The Magician waved a finger at her. “We’re adapting to the new era, aren’t we, Colonel Lentin? We’re embracing it! But we’re still patriots. We don’t wish to be American. Make no mistake, girl, we in the Competent Organs are the conscience of this country. We’ll make it strong again!”
“But what about the documents? When can I see them?”
“You’re young, in a hurry. As soon as tomorrow?”
“Yes, please,” she said, as eager as she was uneasy.
“Can we do it tomorrow, Colonel?” asked the Magician.
“Three days perhaps,” said the Marmoset, clearly the junior partner here. “Maybe a week.”
“Then that is that,” said the Magician. “And it won’t be too expensive.”
“Expensive?” cried Katinka. “But…”
“Ahhh, look at her!” cried the Magician theatrically. “Look at that worried pretty face! Ha ha. You’re new in Moscow, just a kitten in the big city, I can tell. Yes, everything has its price. The Colonel and I are embracing the new mentality! More whiskey, Dima. Let’s drink to it!”
12
Just after midday next day, Katinka walked through the high halls, past window displays and along vestibules of the new shops in the GUM arcade on Red Square. She had an appointment at the Bosko Restaurant, where slim, tanned girls with long legs in boots and skirts and gleaming Versace chains sat with squat men in Italian suits. The aromas of ground coffee and scented skin filled the air. The place was so chic that Katinka felt she might be in Venice or New York, even though she had never been anywhere but London.
What a place! she thought, not noticing the maître d’, an Italianate Tatar with the profile of a pigeon, scowling at her spangled skirt and white boots. “Oh look!” she burst out. “What a view!”
She sighed with the sensual pleasure of a provincial girl at Bosko’s wall-sized panorama of Red Square and its expanse of shiny cobbles. From here, the gaudy ice-cream cones of St. Basil’s seemed more Tatar than Russian. Just under the Kremlin walls stood that strangely unslavic Egyptian mausoleum in freckled red granite wherein lay the mummified Lenin.
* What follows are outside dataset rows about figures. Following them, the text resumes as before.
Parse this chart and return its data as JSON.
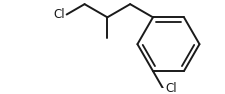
{
  "bg_color": "#ffffff",
  "line_color": "#1a1a1a",
  "line_width": 1.4,
  "figsize": [
    2.26,
    0.94
  ],
  "dpi": 100,
  "cl_top_label": "Cl",
  "cl_left_label": "Cl",
  "font_size": 8.5
}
There, farther away, almost hidden against the Kremlin Wall, was the little green marble bust of Stalin himself, rudely removed from its resting place in the Mausoleum. The Russianness of the Kremlin, with its Orthodox churches, its green and ocher Tsarist palaces, even those red stars, filled Katinka with Slavic pride.
She could see the domed roof of the Council of Ministers Building, where Lenin and Stalin had worked. Now President Yeltsin held office there. Sashenka had known Lenin and Stalin in the early years of Soviet power, Katinka remembered—and her obsession jolted her: she was relating to a woman whom she knew only from a photograph and a file.
“Can I help you, mademoiselle?” said the Tatar maître d’. “A table with a view?”
“She’s with me,” said a voice behind her. Pasha Getman towered awkwardly over her. He moved clumsily and none of his clothes quite seemed to fit even though they looked expensive. The trousers were too baggy; the shirt, open necked, was wrongly buttoned, yet he exuded cosmopolitan confidence, and Odessan haughtiness with the pungent smoke of his oversized cigar.